Looking back, it’s remarkable how far the G.O.P.’s most radical members have migrated from the outskirts of respectability to the white hot center of the new party establishment. Indeed, it was only last year that representatives for Trump would neither confirm nor deny claims made by Marjorie Taylor Greene, then a freshman congresswoman, that she had received a supportive call from the former president and planned to visit him at Mar-a-Lago. At the time, Greene was considered a massive political liability—a far-right kook who has promoted every conspiracy theory from Pizzagate to QAnon, including that the Sandy Hook school shooting was staged and that the 9/11 attacks were fake. Shortly after she was elected to Congress, she was stripped of her committee assignments, despite renouncing those past beliefs. (“I want to tell you 9/11 absolutely happened,” she said. “I do not believe that it’s fake.”)
Flash forward a year and change later, and Greene has shot straight into Trump’s inner circle: she’s been a fixture at his rallies, a guest at Mar-a-Lago, and, most recently, a prized guest at last weekend’s LIV Golf Tournament.

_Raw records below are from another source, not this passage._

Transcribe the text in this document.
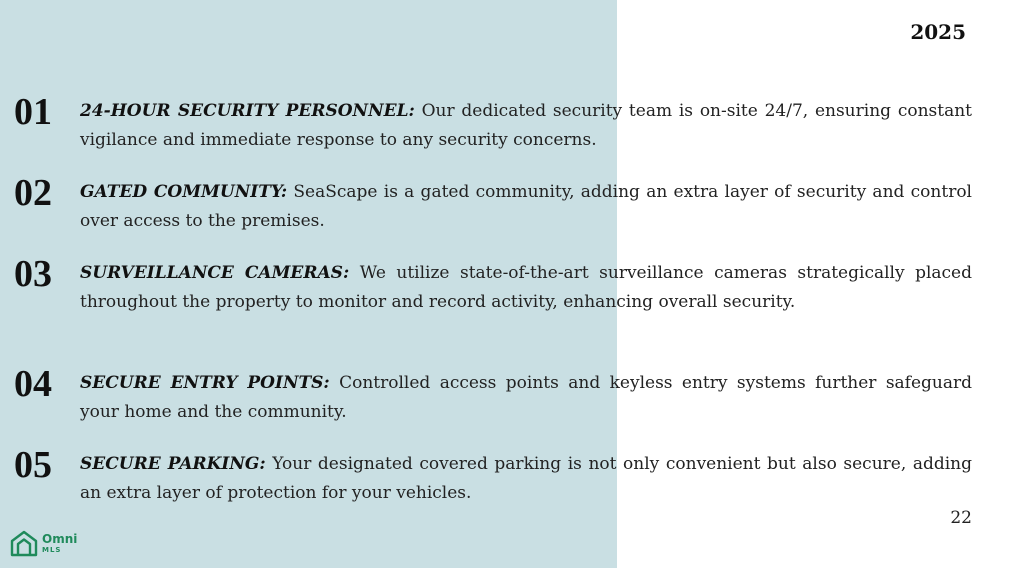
2025
01 24-HOUR SECURITY PERSONNEL: Our dedicated security team is on-site 24/7, ensuring constant vigilance and immediate response to any security concerns.
02 GATED COMMUNITY: SeaScape is a gated community, adding an extra layer of security and control over access to the premises.
03 SURVEILLANCE CAMERAS: We utilize state-of-the-art surveillance cameras strategically placed throughout the property to monitor and record activity, enhancing overall security.
04 SECURE ENTRY POINTS: Controlled access points and keyless entry systems further safeguard your home and the community.
05 SECURE PARKING: Your designated covered parking is not only convenient but also secure, adding an extra layer of protection for your vehicles.
22
Omni
MLS
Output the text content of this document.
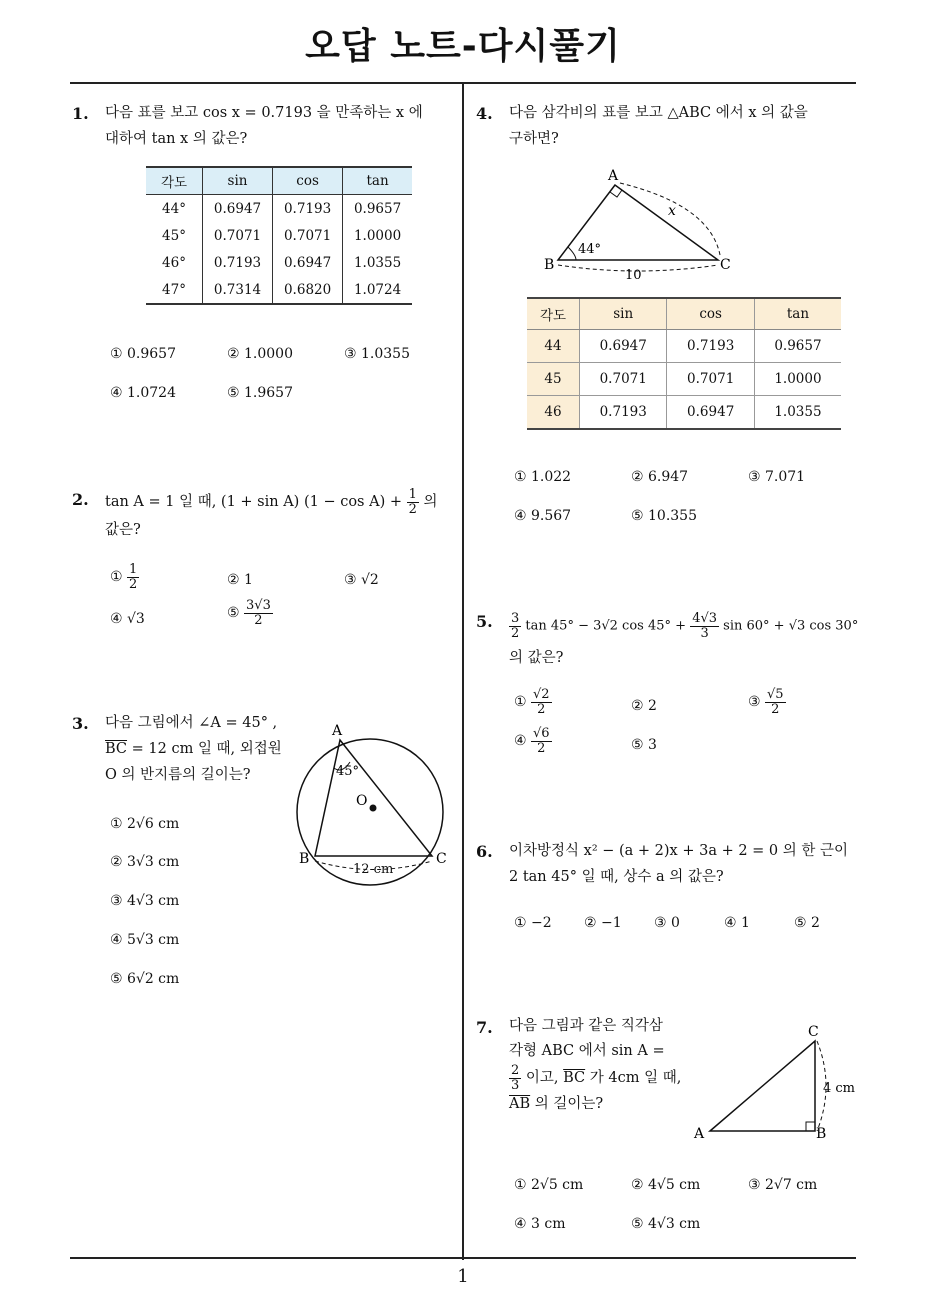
오답 노트-다시풀기
1
1. 다음 표를 보고 cos x = 0.7193 을 만족하는 x 에
대하여 tan x 의 값은?
각도	sin	cos	tan
44°	0.6947	0.7193	0.9657
45°	0.7071	0.7071	1.0000
46°	0.7193	0.6947	1.0355
47°	0.7314	0.6820	1.0724
① 0.9657	② 1.0000	③ 1.0355
④ 1.0724	⑤ 1.9657
2. tan A = 1 일 때, (1 + sin A) $(1 - \cos A) + \frac{1}{2}$ 의
값은?
① $\frac{1}{2}$	② 1	③ √2
④ √3	⑤ $\frac{3√3}{2}$
3. 다음 그림에서 ∠A = 45° ,
$\overline{BC} = 12$ cm 일 때, 외접원
O 의 반지름의 길이는?
A
B	C
O
45°
12 cm
① 2√6 cm
② 3√3 cm
③ 4√3 cm
④ 5√3 cm
⑤ 6√2 cm
4. 다음 삼각비의 표를 보고 △ABC 에서 x 의 값을
구하면?
A
B	C
x
44°
10
각도	sin	cos	tan
44	0.6947	0.7193	0.9657
45	0.7071	0.7071	1.0000
46	0.7193	0.6947	1.0355
① 1.022	② 6.947	③ 7.071
④ 9.567	⑤ 10.355
5. $\frac{3}{2}$ tan 45° − 3√2 $\cos 45^\circ + \frac{4√3}{3}$ sin 60° + √3 cos 30°
의 값은?
① $\frac{√2}{2}$	② 2	③ $\frac{√5}{2}$
④ $\frac{√6}{2}$	⑤ 3
6. 이차방정식 x² − (a + 2)x + 3a + 2 = 0 의 한 근이
2 tan 45° 일 때, 상수 a 의 값은?
① −2 ② −1 ③ 0	④ 1	⑤ 2
7. 다음 그림과 같은 직각삼
각형 ABC 에서 sin A =
$\frac{2}{3}$ 이고, $\overline{BC}$ 가 4cm 일 때,
$\overline{AB}$ 의 길이는?
C
A	B
4 cm
① 2√5 cm	② 4√5 cm	③ 2√7 cm
④ 3 cm	⑤ 4√3 cm
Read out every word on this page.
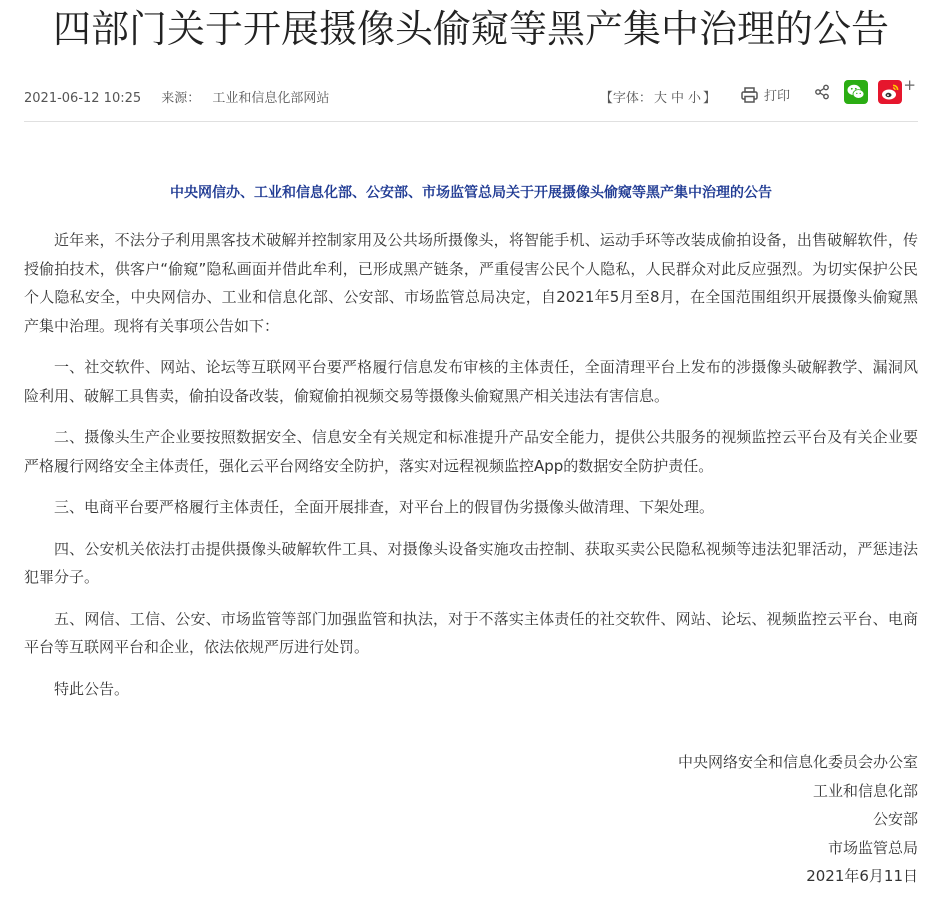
四部门关于开展摄像头偷窥等黑产集中治理的公告
2021-06-12 10:25 来源： 工业和信息化部网站	【字体： 大 中 小 】	打印
+
中央网信办、工业和信息化部、公安部、市场监管总局关于开展摄像头偷窥等黑产集中治理的公告

近年来，不法分子利用黑客技术破解并控制家用及公共场所摄像头，将智能手机、运动手环等改装成偷拍设备，出售破解软件，传授偷拍技术，供客户“偷窥”隐私画面并借此牟利，已形成黑产链条，严重侵害公民个人隐私，人民群众对此反应强烈。为切实保护公民个人隐私安全，中央网信办、工业和信息化部、公安部、市场监管总局决定，自2021年5月至8月，在全国范围组织开展摄像头偷窥黑产集中治理。现将有关事项公告如下：

一、社交软件、网站、论坛等互联网平台要严格履行信息发布审核的主体责任，全面清理平台上发布的涉摄像头破解教学、漏洞风险利用、破解工具售卖，偷拍设备改装，偷窥偷拍视频交易等摄像头偷窥黑产相关违法有害信息。

二、摄像头生产企业要按照数据安全、信息安全有关规定和标准提升产品安全能力，提供公共服务的视频监控云平台及有关企业要严格履行网络安全主体责任，强化云平台网络安全防护，落实对远程视频监控App的数据安全防护责任。

三、电商平台要严格履行主体责任，全面开展排查，对平台上的假冒伪劣摄像头做清理、下架处理。

四、公安机关依法打击提供摄像头破解软件工具、对摄像头设备实施攻击控制、获取买卖公民隐私视频等违法犯罪活动，严惩违法犯罪分子。

五、网信、工信、公安、市场监管等部门加强监管和执法，对于不落实主体责任的社交软件、网站、论坛、视频监控云平台、电商平台等互联网平台和企业，依法依规严厉进行处罚。

特此公告。

中央网络安全和信息化委员会办公室
工业和信息化部
公安部
市场监管总局
2021年6月11日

Photographers at the Bedminster event captured Greene alongside Trump and Tucker Carlson, laughing together in a tent near the tee box. At one point, onlookers began chanting “Let’s go, Brandon” as Greene, Trump, and Carlson smiled and waved.
Greene remains radioactive with more establishment Republicans. But her proximity to Trump, and popularity with the grassroots, speaks to the true source of power and influence within the party these days. Over the past several days, she’s even been playing up questions about whether she’d serve as Trump’s vice president, supplanting the woebegone Mike Pence in an increasingly inevitable 2024 race. “If he were to ask me, of course I would be honored,” she told Real America’s Voice at last week’s Turning Point USA summit, where I saw an attendee carrying a life-size cardboard cutout of her likeness.
It’s highly unlikely that Trump would actually invite her onto the ticket, people close to both parties told me, but it does speak to her stature within the MAGA wing of the party, and her relationship with the former president, that the question is in the air. Two G.O.P. consultants in the MAGA space told me that Greene and Trump speak regularly on the phone, and that she’s a major draw at rallies. “I think it’s because she actually represents the heart of the base,” said one. “She speaks for the forgotten men and women. She doesn’t mince words.”